Mi si è fermato il cuore. E quando ha ripreso a battere con tonfi
sordi, cannonate di sbalordimento, mi sono accorta di precipitare in un pozzo
dove tutto era incerto e terrorizzante.
Ora eccomi qui, chiusa a chiave dentro
una paura che mi bagna il volto, i capelli, i pensieri. E in essa mi perdo.
Cerca di capire: non è paura degli altri. Io non mi curo degli altri. Non è
paura di Dio. Io non credo in Dio. Non è paura del dolore. Io non temo il
dolore.
È paura di te, del caso che ti ha strappato al nulla, per agganciarti
al mio ventre. Non sono mai stata pronta ad accoglierti, anche se ti ho molto
aspettato. Mi son sempre posta l'atroce domanda: e se nascere non ti piacesse?

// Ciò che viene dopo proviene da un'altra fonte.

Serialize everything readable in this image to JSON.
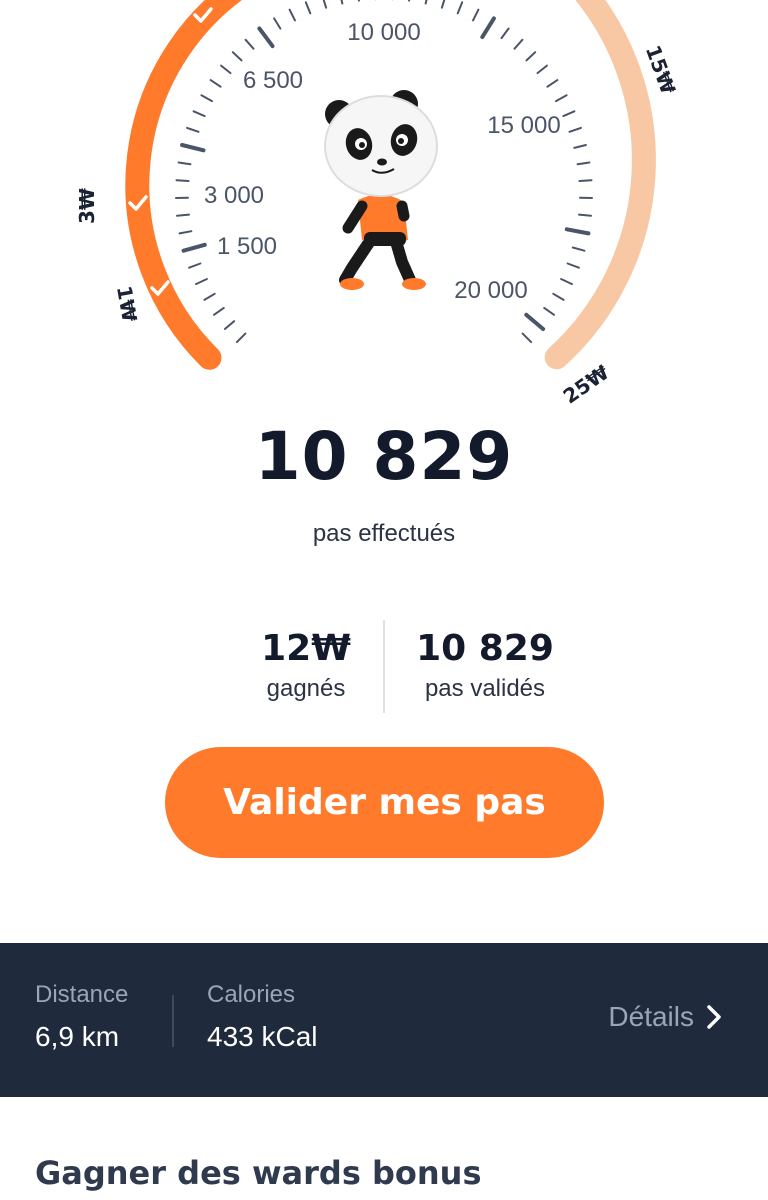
{
  "colors": {
    "accent": "#ff7a2b",
    "accent_light": "#f8c8a4",
    "dark_bar": "#1f2a3d",
    "text_dark": "#121a2c",
    "text_muted": "#9aa5b5",
    "tick": "#4a5568"
  },
  "gauge": {
    "step_labels": [
      "1 500",
      "3 000",
      "6 500",
      "10 000",
      "15 000",
      "20 000"
    ],
    "ward_labels": [
      "1₩",
      "3₩",
      "15₩",
      "25₩"
    ],
    "progress_steps": 10829,
    "mascot_icon": "panda-walking-icon"
  },
  "steps": {
    "count": "10 829",
    "label": "pas effectués"
  },
  "stats": {
    "earned_value": "12₩",
    "earned_label": "gagnés",
    "validated_value": "10 829",
    "validated_label": "pas validés"
  },
  "cta": {
    "label": "Valider mes pas"
  },
  "info": {
    "distance_label": "Distance",
    "distance_value": "6,9 km",
    "calories_label": "Calories",
    "calories_value": "433 kCal",
    "details_label": "Détails"
  },
  "bonus": {
    "title": "Gagner des wards bonus"
  }
}
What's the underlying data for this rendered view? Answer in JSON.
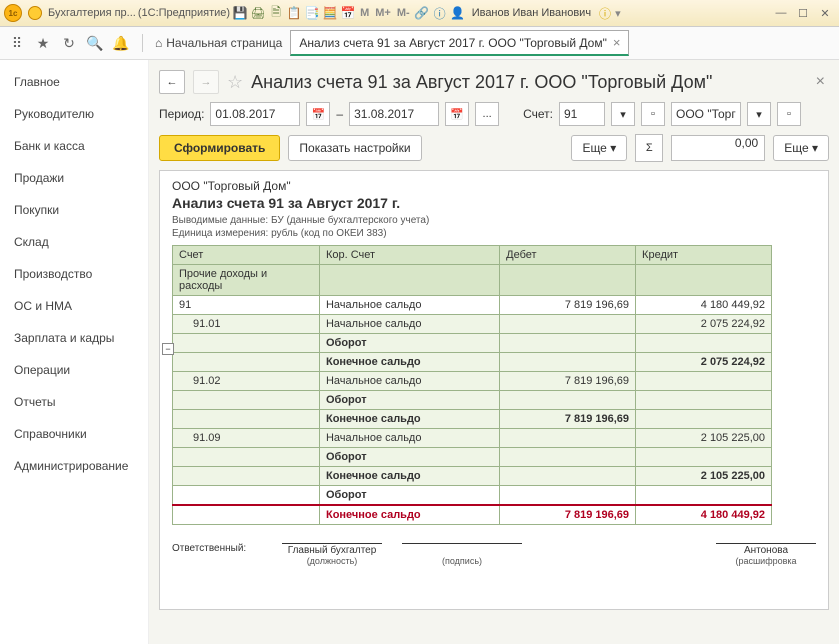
{
  "titlebar": {
    "app_title": "Бухгалтерия пр...",
    "platform": "(1С:Предприятие)",
    "user": "Иванов Иван Иванович"
  },
  "toolbar": {
    "home": "Начальная страница",
    "tab": "Анализ счета 91 за Август 2017 г. ООО \"Торговый Дом\""
  },
  "sidebar": {
    "items": [
      "Главное",
      "Руководителю",
      "Банк и касса",
      "Продажи",
      "Покупки",
      "Склад",
      "Производство",
      "ОС и НМА",
      "Зарплата и кадры",
      "Операции",
      "Отчеты",
      "Справочники",
      "Администрирование"
    ]
  },
  "page": {
    "title": "Анализ счета 91 за Август 2017 г. ООО \"Торговый Дом\""
  },
  "filters": {
    "period_label": "Период:",
    "date_from": "01.08.2017",
    "date_to": "31.08.2017",
    "dash": "–",
    "dots": "...",
    "account_label": "Счет:",
    "account": "91",
    "org": "ООО \"Торг"
  },
  "actions": {
    "form": "Сформировать",
    "settings": "Показать настройки",
    "more": "Еще",
    "value": "0,00"
  },
  "report": {
    "company": "ООО \"Торговый Дом\"",
    "title": "Анализ счета 91 за Август 2017 г.",
    "meta1_label": "Выводимые данные:",
    "meta1_val": "БУ (данные бухгалтерского учета)",
    "meta2_label": "Единица измерения:",
    "meta2_val": "рубль (код по ОКЕИ 383)",
    "cols": {
      "c1": "Счет",
      "c1b": "Прочие доходы и расходы",
      "c2": "Кор. Счет",
      "c3": "Дебет",
      "c4": "Кредит"
    },
    "labels": {
      "open": "Начальное сальдо",
      "turn": "Оборот",
      "close": "Конечное сальдо"
    },
    "rows": [
      {
        "acct": "91",
        "label": "open",
        "debit": "7 819 196,69",
        "credit": "4 180 449,92"
      },
      {
        "acct": "91.01",
        "label": "open",
        "debit": "",
        "credit": "2 075 224,92",
        "sub": true
      },
      {
        "acct": "",
        "label": "turn",
        "bold": true,
        "sub": true
      },
      {
        "acct": "",
        "label": "close",
        "bold": true,
        "debit": "",
        "credit": "2 075 224,92",
        "sub": true
      },
      {
        "acct": "91.02",
        "label": "open",
        "debit": "7 819 196,69",
        "credit": "",
        "sub": true
      },
      {
        "acct": "",
        "label": "turn",
        "bold": true,
        "sub": true
      },
      {
        "acct": "",
        "label": "close",
        "bold": true,
        "debit": "7 819 196,69",
        "credit": "",
        "sub": true
      },
      {
        "acct": "91.09",
        "label": "open",
        "debit": "",
        "credit": "2 105 225,00",
        "sub": true
      },
      {
        "acct": "",
        "label": "turn",
        "bold": true,
        "sub": true
      },
      {
        "acct": "",
        "label": "close",
        "bold": true,
        "debit": "",
        "credit": "2 105 225,00",
        "sub": true
      },
      {
        "acct": "",
        "label": "turn",
        "bold": true
      },
      {
        "acct": "",
        "label": "close",
        "bold": true,
        "total": true,
        "debit": "7 819 196,69",
        "credit": "4 180 449,92"
      }
    ],
    "sig": {
      "resp": "Ответственный:",
      "chief": "Главный бухгалтер",
      "pos": "(должность)",
      "sign": "(подпись)",
      "name": "Антонова",
      "decode": "(расшифровка"
    }
  }
}
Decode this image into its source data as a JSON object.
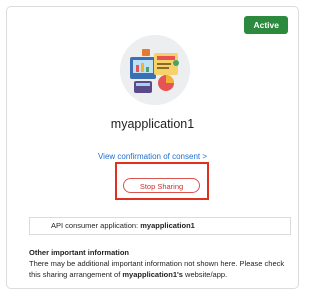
{
  "status": {
    "label": "Active",
    "color": "#2b8a3e"
  },
  "app": {
    "name": "myapplication1",
    "logo_icon": "budget-planning-illustration-icon"
  },
  "consent_link": {
    "label": "View confirmation of consent >"
  },
  "stop_button": {
    "label": "Stop Sharing",
    "color": "#c9302c"
  },
  "consumer": {
    "label": "API consumer application:",
    "value": "myapplication1"
  },
  "info": {
    "heading": "Other important information",
    "body_start": "There may be additional important information not shown here. Please check this sharing arrangement of ",
    "body_app": "myapplication1's",
    "body_end": " website/app."
  },
  "highlight_color": "#e0301e"
}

E se un giorno tu me lo rimproverassi gridando "Chi ti ha chiesto di
mettermi al mondo, perché mi ci hai messo, perché?".
La vita è una tale
fatica, bambino.
È una guerra che si ripete ogni giorno, e i suoi momenti di
gioia sono parentesi brevi che si pagano un prezzo crudele. Come faccio a
sapere che non sarebbe giusto buttarti via, come faccio a intuire che non vuoi
essere restituito al silenzio? Non puoi mica parlarmi. La tua goccia di vita è
soltanto un nodo di cellule appena iniziate. Forse non è nemmeno vita ma
possibilità di vita. Eppure darei tanto
perché tu potessi aiutarmi con un cenno, un indizio.
La mia mamma sostiene che
glielo detti, che per questo mi mise al mondo.
La mia mamma,
vedi, non mi voleva. Ero incominciata per sbaglio, in un attimo di altrui
distrazione. E perché non nascessi ogni sera scioglieva nell'acqua una
medicina. Poi la beveva, piangendo.
La bevve fino alla sera in cui mi mossi,
dentro il suo ventre, e le tirai un calcio per dirle di non buttarmi via. Lei
stava portando il bicchiere alle labbra. Subito lo allontanò e ne rovesciò il
contenuto per terra.
Qualche mese dopo mi rotolavo vittoriosa nel sole, e se
ciò sia stato bene o male non so.
Quando sono felice penso che sia stato bene,
quando sono infelice penso che sia stato male. Però, anche quando sono
infelice, penso che mi dispiacerebbe non essere nata perché nulla è peggiore
del nulla. Io, te lo ripeto, non temo il dolore. Esso nasce con noi, cresce con
noi, ad esso ci si abitua come al fatto d'avere due braccia e due gambe. Io, in
fondo, non temo neanche di morire: perché se uno muore vuol dire che è nato,
che è uscito dal niente.
Io temo il niente, il non esserci, il dover dire di
non esserci stato, sia pure per caso, sia pure per sbaglio, sia pure per
l'altrui distrazione. Molte donne si chiedono: mettere al mondo un figlio,
perché? Perché abbia fame, perché abbia freddo, perché venga tradito ed offeso,
perché muoia ammazzato alla guerra o da una malattia? E negano la speranza che
la sua fame sia saziata, che il suo freddo sia scaldato, che la fedeltà e il
rispetto gli siano amici, che viva a lungo per tentar di cancellare le malattie
e la guerra. Forse hanno ragione loro. Ma il niente è da preferirsi al
soffrire?
Io perfino nelle pause in cui piango sui miei fallimenti, le mie
delusioni, i miei strazi, concludo che soffrire sia da preferirsi al niente. E
se allargo questo alla vita, al dilemma nascere o non nascere, finisco con
l'esclamare che nascere è meglio di non nascere. Tuttavia è lecito imporre tale
ragionamento anche a te? Non è come metterti al mondo per me stessa e basta?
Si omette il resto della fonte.